Specifically, I use BeautifulSoup and Mechanize to get to here, but need a way to open the javascript popup, submit data, and download/parse the results in the javascript popup.
<a href="javascript:openFindItem(12510109)" onclick="s_objectID="javascript:openFindItem(12510109)_1";return this.s_oc?this.s_oc(e):true">Find Item</a>
I'd like to implement this with Google App engine and Django. Thanks!
3 Answers 3
What I usually do is automate an actual browser in these cases, and grab the processed HTML from there.
Edit:
Here's an example of automating InternetExplorer to navigate to a URL and grab the title and location after the page loads.
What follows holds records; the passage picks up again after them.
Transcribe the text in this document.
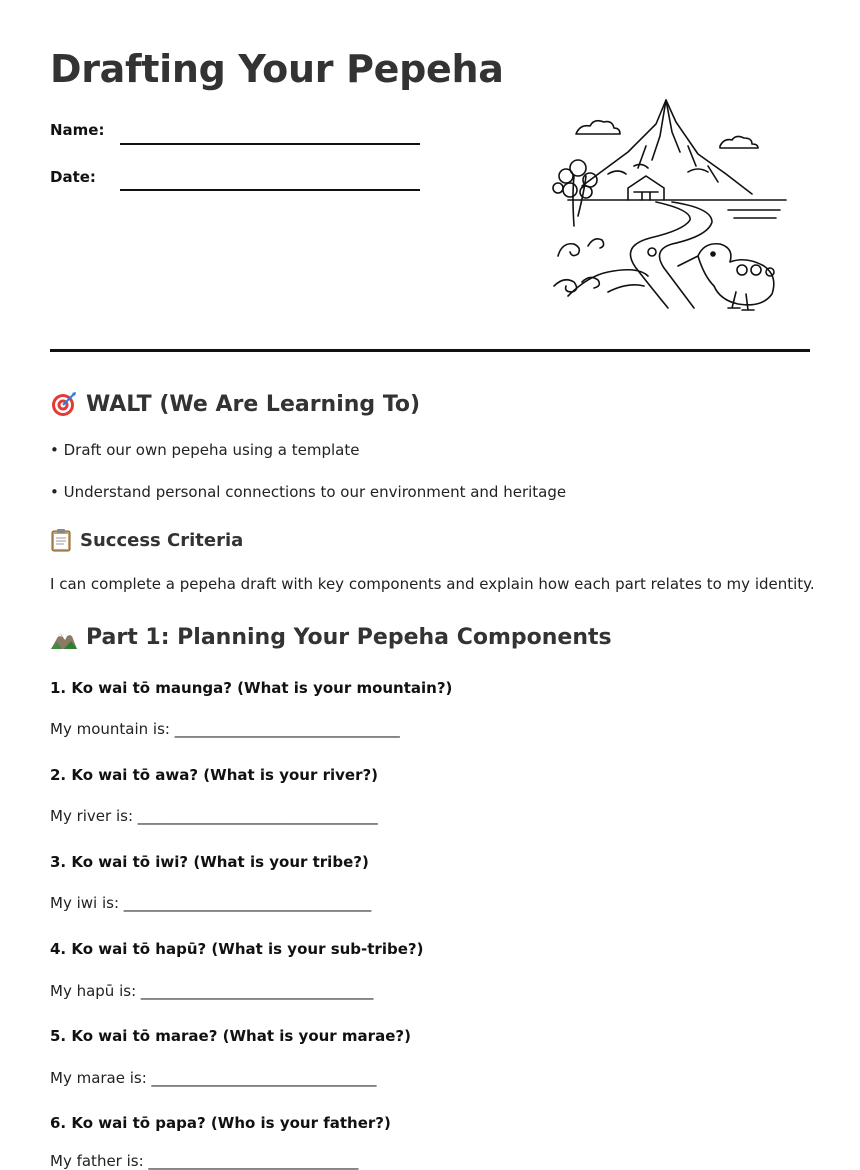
Drafting Your Pepeha
Name:
Date:
WALT (We Are Learning To)
• Draft our own pepeha using a template
• Understand personal connections to our environment and heritage
Success Criteria
I can complete a pepeha draft with key components and explain how each part relates to my identity.
Part 1: Planning Your Pepeha Components
1. Ko wai tō maunga? (What is your mountain?)
My mountain is: ______________________________
2. Ko wai tō awa? (What is your river?)
My river is: ________________________________
3. Ko wai tō iwi? (What is your tribe?)
My iwi is: _________________________________
4. Ko wai tō hapū? (What is your sub-tribe?)
My hapū is: _______________________________
5. Ko wai tō marae? (What is your marae?)
My marae is: ______________________________
6. Ko wai tō papa? (Who is your father?)
My father is: ____________________________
from win32com.client import Dispatch
from ctypes import Structure, pointer, windll
from ctypes import c_int, c_long, c_uint
import win32con
import pywintypes
class POINT(Structure):
_fields_ = [('x', c_long),
('y', c_long)]
def __init__( self, x=0, y=0 ):
self.x = x
self.y = y
class MSG(Structure):
_fields_ = [('hwnd', c_int),
('message', c_uint),
('wParam', c_int),
('lParam', c_int),
('time', c_int),
('pt', POINT)]
def wait_until_ready(ie):
pMsg = pointer(MSG())
NULL = c_int(win32con.NULL)
while True:
while windll.user32.PeekMessageW(pMsg, NULL, 0, 0, win32con.PM_REMOVE) != 0:
windll.user32.TranslateMessage(pMsg)
windll.user32.DispatchMessageW(pMsg)
if ie.ReadyState == 4:
break
ie = Dispatch("InternetExplorer.Application")
ie.Visible = True
ie.Navigate("http://google.com/")
wait_until_ready(ie)
print "title:", ie.Document.Title
print "location:", ie.Document.location
3 Comments
I use the Python bindings to webkit to render basic JavaScript and Chickenfoot for more advanced interactions. See this webkit example for more info.
Comments
You can also use a "programatic web browser" named Spynner. I found this to be the best solution. Relatively easy to use.